In the end, Ken and I got permission to take care of things. He gave us basic instructions. He wants to keep all his books in storage. Clothing was to be divided by size into two catagories: donations to charity (a.k.a small sizes) and keepers (what fits now). That's just about all he has, really.
Things we found while packing up his bedroom:
- All the ties I ever gave him for Father's Days
- A stack of credit cards with expiry dates ranging from 1998 to 2003
- The prayer book he was given at his Bar Mitzvah in 1951
- His collection of watches, most of them inexpensive but visually interesting
- Dense clouds of dust
Ken actually did most of the packing, while I did my best to distract my mom with a computer lesson. Every time she heard Ken go up and down the stairs carrying boxes, she compared it to an undertaker removing a body.
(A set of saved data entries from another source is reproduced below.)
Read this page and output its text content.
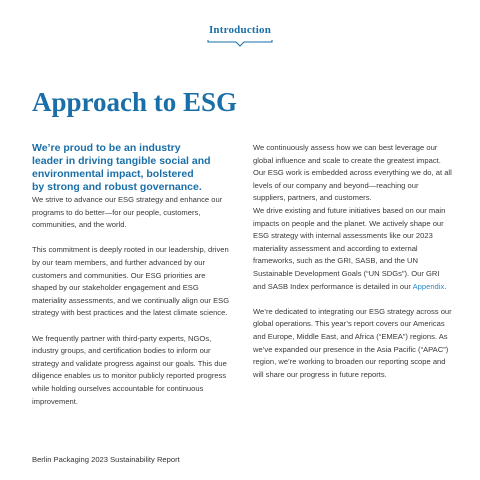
Introduction
Approach to ESG

We’re proud to be an industry
leader in driving tangible social and
environmental impact, bolstered
by strong and robust governance.

We strive to advance our ESG strategy and enhance our programs to do better—for our people, customers, communities, and the world.

This commitment is deeply rooted in our leadership, driven by our team members, and further advanced by our customers and communities. Our ESG priorities are shaped by our stakeholder engagement and ESG materiality assessments, and we continually align our ESG strategy with best practices and the latest climate science.

We frequently partner with third-party experts, NGOs, industry groups, and certification bodies to inform our strategy and validate progress against our goals. This due diligence enables us to monitor publicly reported progress while holding ourselves accountable for continuous improvement.

We continuously assess how we can best leverage our global influence and scale to create the greatest impact. Our ESG work is embedded across everything we do, at all levels of our company and beyond—reaching our suppliers, partners, and customers.

We drive existing and future initiatives based on our main impacts on people and the planet. We actively shape our ESG strategy with internal assessments like our 2023 materiality assessment and according to external frameworks, such as the GRI, SASB, and the UN Sustainable Development Goals (“UN SDGs”). Our GRI and SASB Index performance is detailed in our Appendix.

We’re dedicated to integrating our ESG strategy across our global operations. This year’s report covers our Americas and Europe, Middle East, and Africa (“EMEA”) regions. As we’ve expanded our presence in the Asia Pacific (“APAC”) region, we’re working to broaden our reporting scope and will share our progress in future reports.

Berlin Packaging 2023 Sustainability Report
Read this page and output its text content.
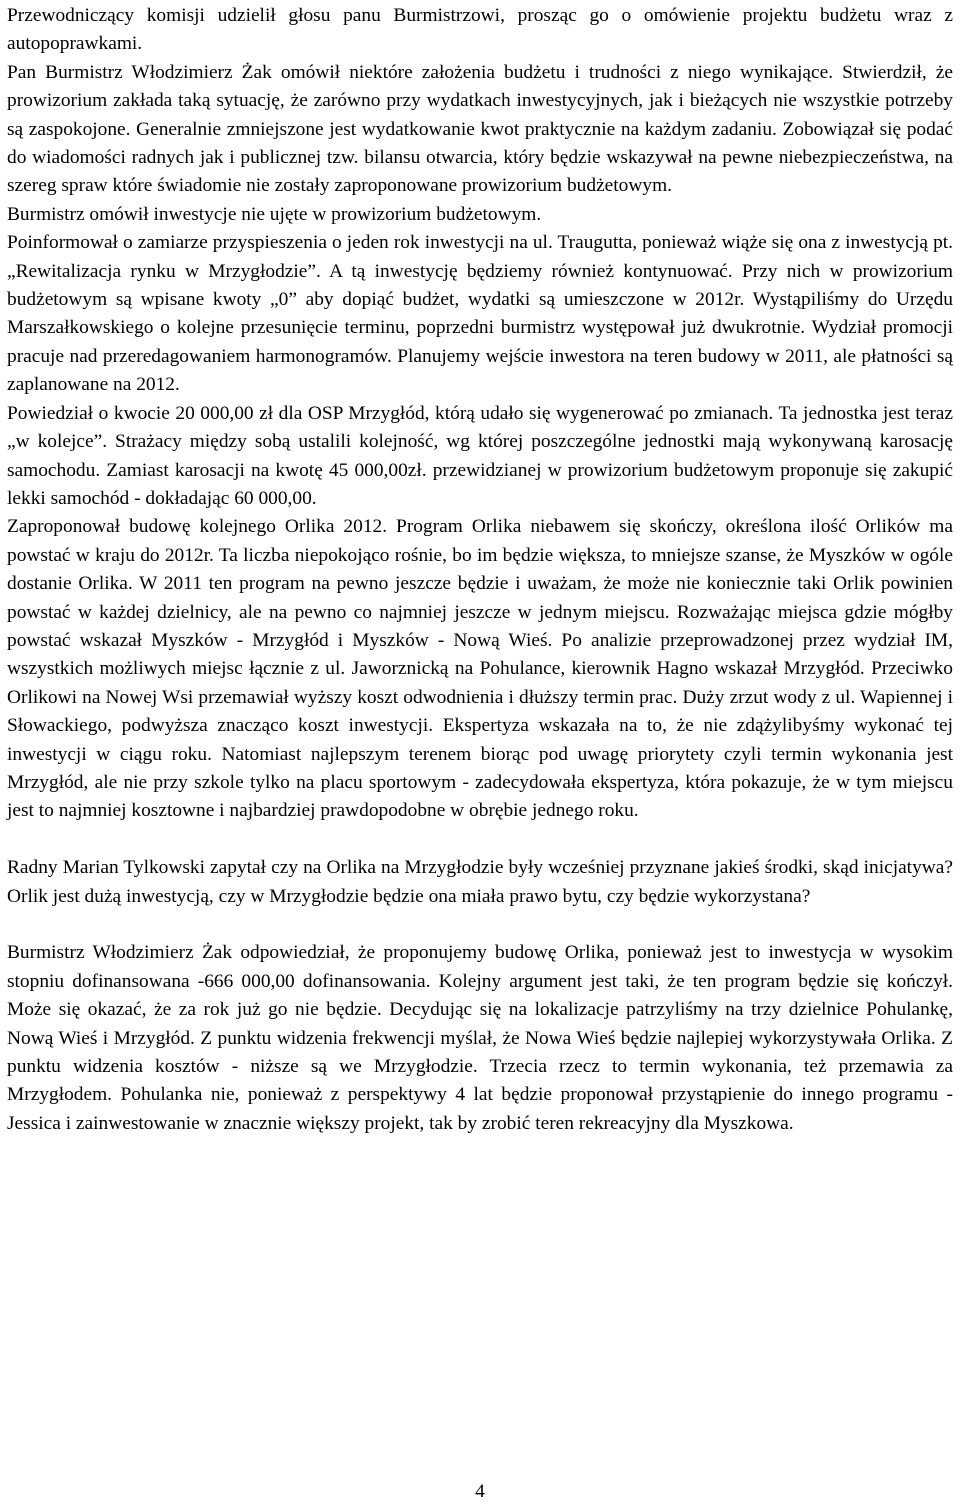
Przewodniczący komisji udzielił głosu panu Burmistrzowi, prosząc go o omówienie projektu budżetu wraz z autopoprawkami.

Pan Burmistrz Włodzimierz Żak omówił niektóre założenia budżetu i trudności z niego wynikające. Stwierdził, że prowizorium zakłada taką sytuację, że zarówno przy wydatkach inwestycyjnych, jak i bieżących nie wszystkie potrzeby są zaspokojone. Generalnie zmniejszone jest wydatkowanie kwot praktycznie na każdym zadaniu. Zobowiązał się podać do wiadomości radnych jak i publicznej tzw. bilansu otwarcia, który będzie wskazywał na pewne niebezpieczeństwa, na szereg spraw które świadomie nie zostały zaproponowane prowizorium budżetowym.

Burmistrz omówił inwestycje nie ujęte w prowizorium budżetowym.

Poinformował o zamiarze przyspieszenia o jeden rok inwestycji na ul. Traugutta, ponieważ wiąże się ona z inwestycją pt. „Rewitalizacja rynku w Mrzygłodzie”. A tą inwestycję będziemy również kontynuować. Przy nich w prowizorium budżetowym są wpisane kwoty „0” aby dopiąć budżet, wydatki są umieszczone w 2012r. Wystąpiliśmy do Urzędu Marszałkowskiego o kolejne przesunięcie terminu, poprzedni burmistrz występował już dwukrotnie. Wydział promocji pracuje nad przeredagowaniem harmonogramów. Planujemy wejście inwestora na teren budowy w 2011, ale płatności są zaplanowane na 2012.

Powiedział o kwocie 20 000,00 zł dla OSP Mrzygłód, którą udało się wygenerować po zmianach. Ta jednostka jest teraz „w kolejce”. Strażacy między sobą ustalili kolejność, wg której poszczególne jednostki mają wykonywaną karosację samochodu. Zamiast karosacji na kwotę 45 000,00zł. przewidzianej w prowizorium budżetowym proponuje się zakupić lekki samochód - dokładając 60 000,00.

Zaproponował budowę kolejnego Orlika 2012. Program Orlika niebawem się skończy, określona ilość Orlików ma powstać w kraju do 2012r. Ta liczba niepokojąco rośnie, bo im będzie większa, to mniejsze szanse, że Myszków w ogóle dostanie Orlika. W 2011 ten program na pewno jeszcze będzie i uważam, że może nie koniecznie taki Orlik powinien powstać w każdej dzielnicy, ale na pewno co najmniej jeszcze w jednym miejscu. Rozważając miejsca gdzie mógłby powstać wskazał Myszków - Mrzygłód i Myszków - Nową Wieś. Po analizie przeprowadzonej przez wydział IM, wszystkich możliwych miejsc łącznie z ul. Jaworznicką na Pohulance, kierownik Hagno wskazał Mrzygłód. Przeciwko Orlikowi na Nowej Wsi przemawiał wyższy koszt odwodnienia i dłuższy termin prac. Duży zrzut wody z ul. Wapiennej i Słowackiego, podwyższa znacząco koszt inwestycji. Ekspertyza wskazała na to, że nie zdążylibyśmy wykonać tej inwestycji w ciągu roku. Natomiast najlepszym terenem biorąc pod uwagę priorytety czyli termin wykonania jest Mrzygłód, ale nie przy szkole tylko na placu sportowym - zadecydowała ekspertyza, która pokazuje, że w tym miejscu jest to najmniej kosztowne i najbardziej prawdopodobne w obrębie jednego roku.

Radny Marian Tylkowski zapytał czy na Orlika na Mrzygłodzie były wcześniej przyznane jakieś środki, skąd inicjatywa? Orlik jest dużą inwestycją, czy w Mrzygłodzie będzie ona miała prawo bytu, czy będzie wykorzystana?

Burmistrz Włodzimierz Żak odpowiedział, że proponujemy budowę Orlika, ponieważ jest to inwestycja w wysokim stopniu dofinansowana -666 000,00 dofinansowania. Kolejny argument jest taki, że ten program będzie się kończył. Może się okazać, że za rok już go nie będzie. Decydując się na lokalizacje patrzyliśmy na trzy dzielnice Pohulankę, Nową Wieś i Mrzygłód. Z punktu widzenia frekwencji myślał, że Nowa Wieś będzie najlepiej wykorzystywała Orlika. Z punktu widzenia kosztów - niższe są we Mrzygłodzie. Trzecia rzecz to termin wykonania, też przemawia za Mrzygłodem. Pohulanka nie, ponieważ z perspektywy 4 lat będzie proponował przystąpienie do innego programu - Jessica i zainwestowanie w znacznie większy projekt, tak by zrobić teren rekreacyjny dla Myszkowa.

4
Of course we also spent some time talking about what was going on, and how she felt about it. But there was only so much to be said. My mom isn't one to fall apart in front of any audience, even me, for more than a few moments at a time.
We finished packing up his bedroom, and now have several other areas of the house to deal with. It'll take around 3 or 4 more sessions to get it all done.
Now my mom walks by his room, glances in, and sees boxes and empty shelves where his stuff used to be. Every empty space is a reminder of her pain.
It's a good thing that time heals all wounds. Time has its work cut out for it.